Nach Pollenzo, einen Ortsteil von Bra, verirrt sich kein Ausländer, wenn er nicht schon auf dem Weg nach Alba ist, der berühmten, im norditalienischen Piemont gelegenen Stadt des weißen Trüffels. Zumindest denkt man das, liegt aber falsch. In Wahrheit ist Pollenzo auch so manchem Ausländer ein Begriff. Der eine kommt um die Ausgrabungen aus der Römerzeit zu sehen, der andere um den Landsitz, den sich König Carlo Alberto 1832 errichten ließ, zu besichtigen. Und dann gibt es noch diejenigen, die Pollenzo in- und auswendig kennen, weil sie hier studieren. Denn seit 2004 befindet sich hier, in einem Flügel der ehemaligen königlichen Gemächer untergebracht, die Università delle Scienze Gastronomiche, eine Gastronomiehochschule. Heute zählt sie an die 300 Studenten, 60 Prozent davon aus dem Ausland kommend. Gegründet wurde sie von Carlo Petrini, dessen Name vor allem, aber nicht nur, den Slow Food Adepten ein Begriff ist.
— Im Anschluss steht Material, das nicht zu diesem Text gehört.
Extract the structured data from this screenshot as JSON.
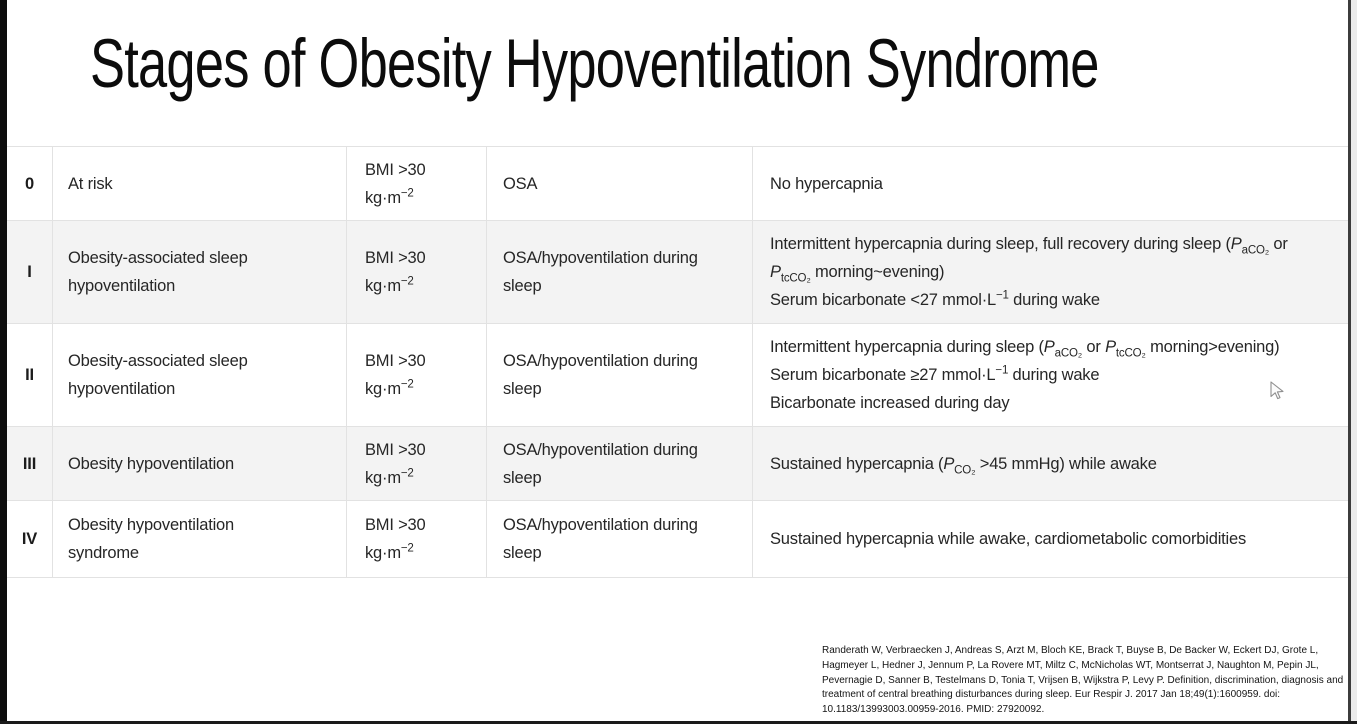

Was den Studienplan betrifft, so bietet sich nicht Kochkurse an, um an etwaigen Kochwettbewerben teilzunehmen, vielmehr fußt er auf dem Prinzip der Gastfreundschaft und der Aufnahme. Will heißen, neben dem ABC der Kochkunst geht es hier auch um andere Kulturen und um Diplomatie. Denn es ist Petrinis feste Überzeugung, dass „die lokale Küche so etwas wie eine zweite Muttersprache ist, Dank der wir unsere Wurzeln und die der anderen wahrnehmen“.
Carlo Petrini, 68 Jahre alt, ist der Gründer der in den 80er-Jahren ins Leben gerufene Slow Food Bewegung. Aus dem damaligen Protestsamen gegen die fortschreitende Kolonisierung der Fast Food Ketten, ist riesiger, irrwitzig verzweigter Baobab geworde. Ein jeder ein jeder der knorrigen Äste trägt eine Frucht, steht für ein neues Unterfangen. Wie „Terra Madre“, ein Netz aus Landwirten die sich zusammengetan haben, um lokale Landwirtschaft und nachhaltige Produktionsmethoden zu fördern. Heute ist „Mutter Erde“ in über 150 Länder verstreut. 2014 wurde die Initiative „10.000 Orti per il futuro dell’Africa“(10 Tausend Gemüsegärten für Afrikas Zukunft) gestartet. „Afrikas Boden gehört den Afrikanern. Es muss endlich Schluss sein mit dem Verkauf an Ausländer. Deswegen sind diese Gemüsegärten auch ein politischer Akt“ wird Petrini nicht müde zu wiederholen.
Das Time Magazine kürte ihn 2004 zum „European Hero“, wobei ihm jegliche heldenhafte Allüre fremd ist. Einst ging es um den Klassenkampf, heute um den Planeten und um die zig-Millionen herumirrenden Menschen. Weswegen es für ihn eine Selbstverständlichkeit ist, sich gegenüber der Mutter Erde, seinen Mitmenschen und der anderen darauf lebenden Kreaturen verpflichtet zu fühlen.
Dass Gastfreundschaft und Aufnahmebereitschaft Teil des menschlichen Erbguts ist, gehört zu seinen festen Überzeugungen. Abgesehen davon wurde er auch in diesem Sinne erzogen. Bei den Bauern seiner Gegend, also um Bra, war es generell Brauch am Esstisch immer ein zwei Plätze für unangekündigte Gäste bereit zu halten. Und gleich ob Wanderer oder Bettler, der Gast saß an der Seite des Hausherrn und genoss dieselben Rechte wie jedes andere Familienmitglied.
„Ich kann mich noch ganz genau erinnern, dass zu Weihnachten und zu Ostern bei meinen Großeltern immer auch dieser fremde Mann mit uns am Tisch saß. Im Ort hielt man ihn für einen Außenseiter, für mich als Kind war eine komische Kauz. Aber, dass er an diesen Feiertagen, mit uns aß, war eine Selbstverständlichkeit. Und wenn ich so zurückdenke, muss ich sagen, diese Einstellung, diese ‚forma mentis’ gegenüber seinem Mitmenschen, hat mir viel mehr gelehrt, als jegliche politische Grundsatzerklärung“.